Leda and Nash, Brattleboro, VT

How many people does your fridge need to feed?
Leda: The two of us, and what we make for our food truck. It’s called Dosa Kitchen: we specialize in dosas, fermented rice and lentil crepes that millions of south Indians eat every day. We serve them with different curries and chutneys, and we incorporate local foods, which is not too common in the ethnic food world.

What do you usually eat for breakfast?
Leda: I often cook ground lamb. Since there’s so much fat in it I can just throw in vegetables: I put in onions, greens; I like cauliflower because it’s substantial. Sometimes I’ll do chipotle chiles, sometimes fresh frozen coconut, sometimes fish sauce and lime juice.
Nash: I eat whatever Leda makes or anything leftover from the food truck the day before. Today we had eggs with last night’s noodles.
Leda: We mixed in lime juice, fish sauce, ground kaffir lime leaves, and chili. It’s our version of Thai laarb.

Is there anything you eat every day? 
Leda: I write cookbooks and test recipes for other people so we never know what we’re going to eat from one day to the next. But I drink tea every day.
Nash: Tea for me, too. And beer, in the summertime.

Every week?
Leda: Chicken curry leftovers from the truck—more than we’d like sometimes. And kimchi and sauerkraut. And ice cream.
Nash: Ice cream is important.
Leda: We’ve been making it for the food truck. And sometimes we buy Walpole ice cream from the Walpole Creamery nearby in New Hampshire.

What item are you forbidden from purchasing right now?
Leda: Factory farm meat and junk food—we don’t really buy much packaged food at all, nothing with high fructose corn syrup.
Nash: Sometimes I like to get my Indian cookies, which are loaded with glucose. They’re known as “baby cookies”; their real name is Parle-G. I grew up eating them. The ingredients are horrible.
Leda: I think the amount they make you happy offsets some of the bad ingredients.

What’s the most delicious thing in here?
Leda: The ice cream. If something was already made from this oxtail, or the stew beef, or the pierogies, then I might say that. But I’d have to make it.
Nash: Yea, ice cream.

The most disgusting?
Nash: Miso. I moved it to the other refrigerator so I see it less often. That fridge is mostly for food for the truck, this one is more for personal stuff or Leda’s projects. But this giant container in here is dosa batter, fermenting. I also hate coriander when it gets bad and we lose it in the fridge.
Leda: That’s the thing we lose most often.

The oldest?
Leda: The kimchi. We made that in March.

Anything you regret buying?
Leda: Well, we made too much kimchi for the truck. We only regret it because we’re running out of room. We don’t regret the actual making of it.
Nash: We definitely don’t regret it; we love it.
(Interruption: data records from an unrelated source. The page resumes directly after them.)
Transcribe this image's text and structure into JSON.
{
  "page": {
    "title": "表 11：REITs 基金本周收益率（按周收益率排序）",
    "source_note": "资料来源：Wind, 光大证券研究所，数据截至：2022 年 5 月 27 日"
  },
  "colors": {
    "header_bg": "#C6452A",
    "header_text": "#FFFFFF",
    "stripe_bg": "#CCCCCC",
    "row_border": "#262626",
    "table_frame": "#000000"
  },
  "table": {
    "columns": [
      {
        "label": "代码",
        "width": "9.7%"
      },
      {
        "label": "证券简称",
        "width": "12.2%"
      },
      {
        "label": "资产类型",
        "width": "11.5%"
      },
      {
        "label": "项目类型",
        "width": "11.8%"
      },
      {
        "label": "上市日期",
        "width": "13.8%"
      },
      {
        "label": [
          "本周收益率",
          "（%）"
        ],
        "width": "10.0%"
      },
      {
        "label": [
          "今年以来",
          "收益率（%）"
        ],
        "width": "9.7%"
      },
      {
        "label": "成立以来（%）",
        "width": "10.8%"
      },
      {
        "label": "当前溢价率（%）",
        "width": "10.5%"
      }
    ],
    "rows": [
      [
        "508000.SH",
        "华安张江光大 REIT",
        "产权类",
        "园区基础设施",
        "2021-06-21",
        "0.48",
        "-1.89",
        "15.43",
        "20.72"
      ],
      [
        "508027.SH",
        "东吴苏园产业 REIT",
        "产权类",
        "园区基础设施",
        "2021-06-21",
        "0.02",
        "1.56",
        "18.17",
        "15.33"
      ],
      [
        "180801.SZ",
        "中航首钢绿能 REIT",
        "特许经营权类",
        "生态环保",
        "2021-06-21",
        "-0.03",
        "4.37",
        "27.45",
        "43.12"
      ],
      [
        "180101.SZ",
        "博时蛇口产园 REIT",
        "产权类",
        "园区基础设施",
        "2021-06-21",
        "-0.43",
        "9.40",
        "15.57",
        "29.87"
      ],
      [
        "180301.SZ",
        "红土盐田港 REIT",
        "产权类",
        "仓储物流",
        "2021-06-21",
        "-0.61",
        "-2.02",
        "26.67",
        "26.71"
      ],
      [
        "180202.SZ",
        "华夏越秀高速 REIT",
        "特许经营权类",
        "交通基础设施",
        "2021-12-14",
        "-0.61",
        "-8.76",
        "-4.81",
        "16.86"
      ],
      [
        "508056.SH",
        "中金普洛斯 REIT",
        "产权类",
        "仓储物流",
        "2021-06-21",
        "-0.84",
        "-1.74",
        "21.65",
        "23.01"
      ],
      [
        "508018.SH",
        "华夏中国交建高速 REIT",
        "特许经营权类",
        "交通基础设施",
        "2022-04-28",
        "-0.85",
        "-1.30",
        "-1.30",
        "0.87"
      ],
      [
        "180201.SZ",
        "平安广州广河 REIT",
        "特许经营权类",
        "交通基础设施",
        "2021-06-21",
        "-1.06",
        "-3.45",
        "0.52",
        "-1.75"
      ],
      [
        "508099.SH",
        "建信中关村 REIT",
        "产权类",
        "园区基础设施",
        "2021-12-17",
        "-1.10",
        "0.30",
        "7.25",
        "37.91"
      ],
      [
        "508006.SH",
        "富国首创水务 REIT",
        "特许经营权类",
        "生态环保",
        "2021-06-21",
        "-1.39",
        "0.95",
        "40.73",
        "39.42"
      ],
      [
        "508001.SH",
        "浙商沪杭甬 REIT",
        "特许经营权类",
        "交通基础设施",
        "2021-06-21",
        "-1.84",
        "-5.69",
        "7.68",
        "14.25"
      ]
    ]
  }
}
What's your guilty pleasure?
Leda: Ice cream. 

Where do you do most of your food shopping?
Leda: The food co-op, the farmer’s market, and directly from farms. And every couple of months we travel an hour and a half to get our Indian groceries for the truck. Every so often I have to order special ingredients online for something I’m recipe testing, like corn husks for tamales, or huitlacoche. When I lived in New York I just went to Kalustyan's for things like that.

How much do you spend on groceries each week?
Leda: About $200 (just for us, not for the truck). We buy really expensive food and food is also really expensive in Brattleboro. We try to buy things directly from farmers as much as possible to avoid the mark-up.

How often do you go grocery shopping?
Leda: Probably every other day. Nash does the shopping for the truck.

Is there anything in here that we would have found in your childhood fridge?
Leda: Butter, milk, cheese, yogurt, ice cream. I grew up vegetarian so there was no meat in my childhood fridge. I started eating meat about 18 years ago—I wanted to stay vegetarian but it didn’t work for my body. My mom was pretty shocked when I finally told her I wasn’t vegetarian any more.

What do you wish you had in here?
Leda: So many things! Thai basil, fresh green chilis, fresh curry leaves, and leftovers from all my favorite restaurants in New York.

Leda and Nash.JPG

Leda, 49, is the author of Cultured Foods for Your Kitchen: 100 Recipes Featuring the Bold Flavors of Fermentation and other cookbooks. She’s holding a jar of homemade kimchi. Nash, 36, is the owner of the Dosa Kitchen food truck, and he’s holding a carton of Walpole Creamery maple walnut ice cream. They live in Brattleboro, Vermont.